The former foreign minister demanded the Conservative Party promise to “liberate and energise people” by reducing the tax burden on Britons, which is at a 49-year high according to the TaxPayers’ Alliance group.

“Instead of canvassing tax rises we should say that tax henceforward will not go up”, he wrote in the Daily Telegraph.

He added: “I know it is not fashionable to point this out, but the United States currently boasts economic growth rates far in excess of this country.

“And that growth is being driven not just by the US government’s decision to cut taxes and regulation, but perhaps even more by psychology.

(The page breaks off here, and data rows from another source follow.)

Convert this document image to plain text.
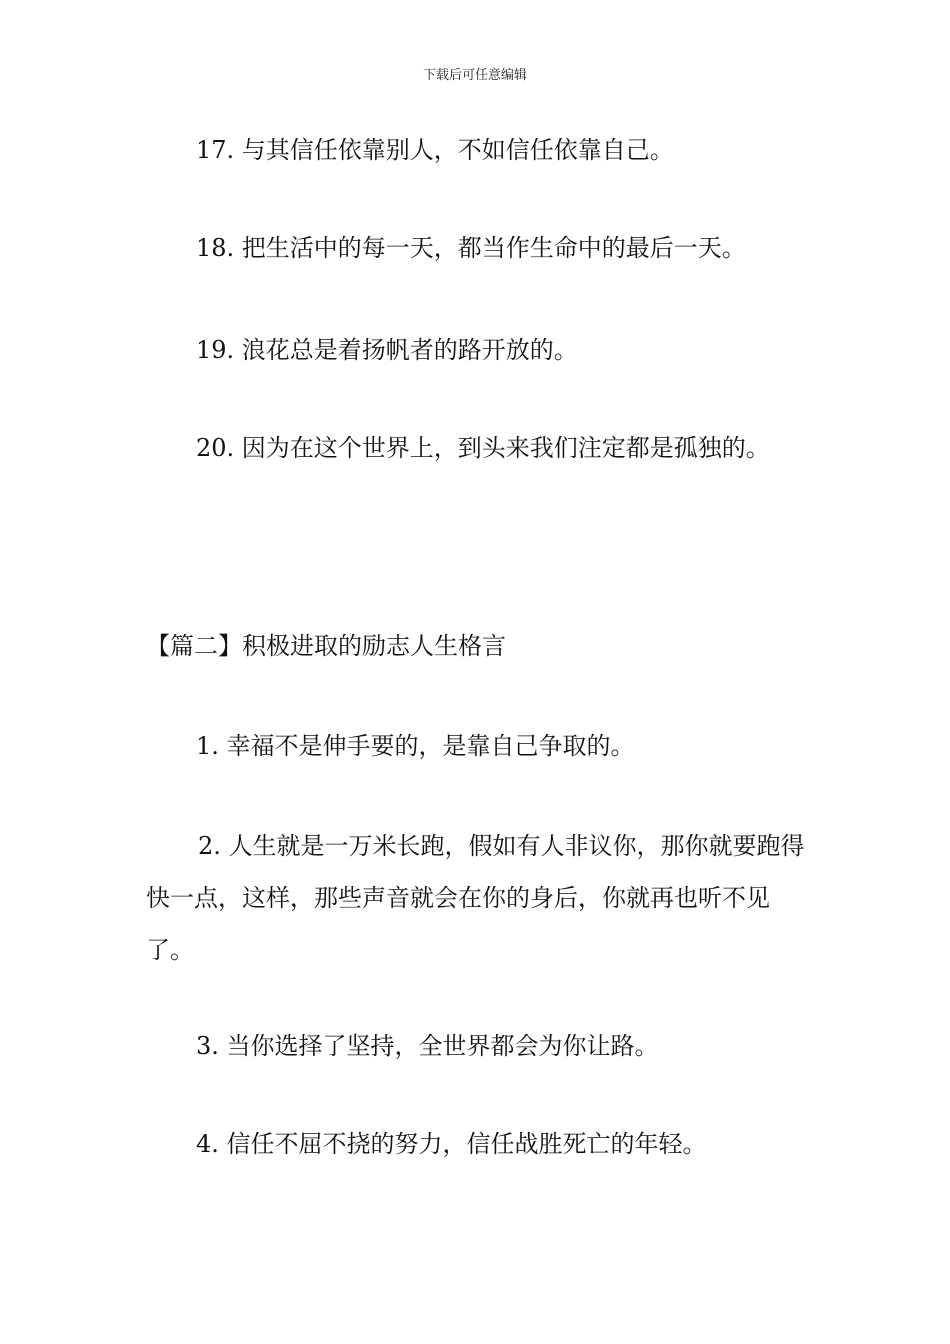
下载后可任意编辑
17. 与其信任依靠别人，不如信任依靠自己。
18. 把生活中的每一天，都当作生命中的最后一天。
19. 浪花总是着扬帆者的路开放的。
20. 因为在这个世界上，到头来我们注定都是孤独的。
【篇二】积极进取的励志人生格言
1. 幸福不是伸手要的，是靠自己争取的。
2. 人生就是一万米长跑，假如有人非议你，那你就要跑得快一点，这样，那些声音就会在你的身后，你就再也听不见了。
3. 当你选择了坚持，全世界都会为你让路。
4. 信任不屈不挠的努力，信任战胜死亡的年轻。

“By the sense that the government wants to cut taxes. Do we send out that signal here in this country? I am not so sure.”

Mr Johnson argued the UK needs to increase tax revenues to fund the extra £20 billion promised to the NHS, the police, schools, “and other vital public services”.

The way to do this, however, is to expand the economy rather than increase the burden on working people and “squeeze” families, he argued.

“I am afraid I am not convinced that the answer is immediately to turn to the hard-pressed taxpayer, when Britain is now by no means a low-tax economy compared with several other jurisdictions in Europe,” he added.

Continuing: “Contrary to the direful predictions before the EU referendum of 2016, the public finances are improving.

“Now is the time for this Conservative government to show how a post-Brexit Britain will be a happy and dynamic economy that fosters enterprise, that rewards the strivers and the innovators, and where people can hope to take home more of their pay to their families.”

The TaxPayers’ Alliance responded on Twitter: “It’s refreshing to hear a politician advocating lower taxes for people and businesses, as well as scrapping the hated HS2!”

Mr Johnson came under fire over the weekend for launching a fresh attack on Prime Minister Theresa May and her plan for a “soft” Brexit tied to many of the European Union’s (EU) rules.

He advocates a free-trading, clean Brexit and has previously spoken of his admiration for President Donald Trump and his negotiating style, saying the UK should learn from him in talks with the EU.

The President has responded, calling Mr Johnson a “friend” and insisting he “has what it takes” to be the next Prime Minister.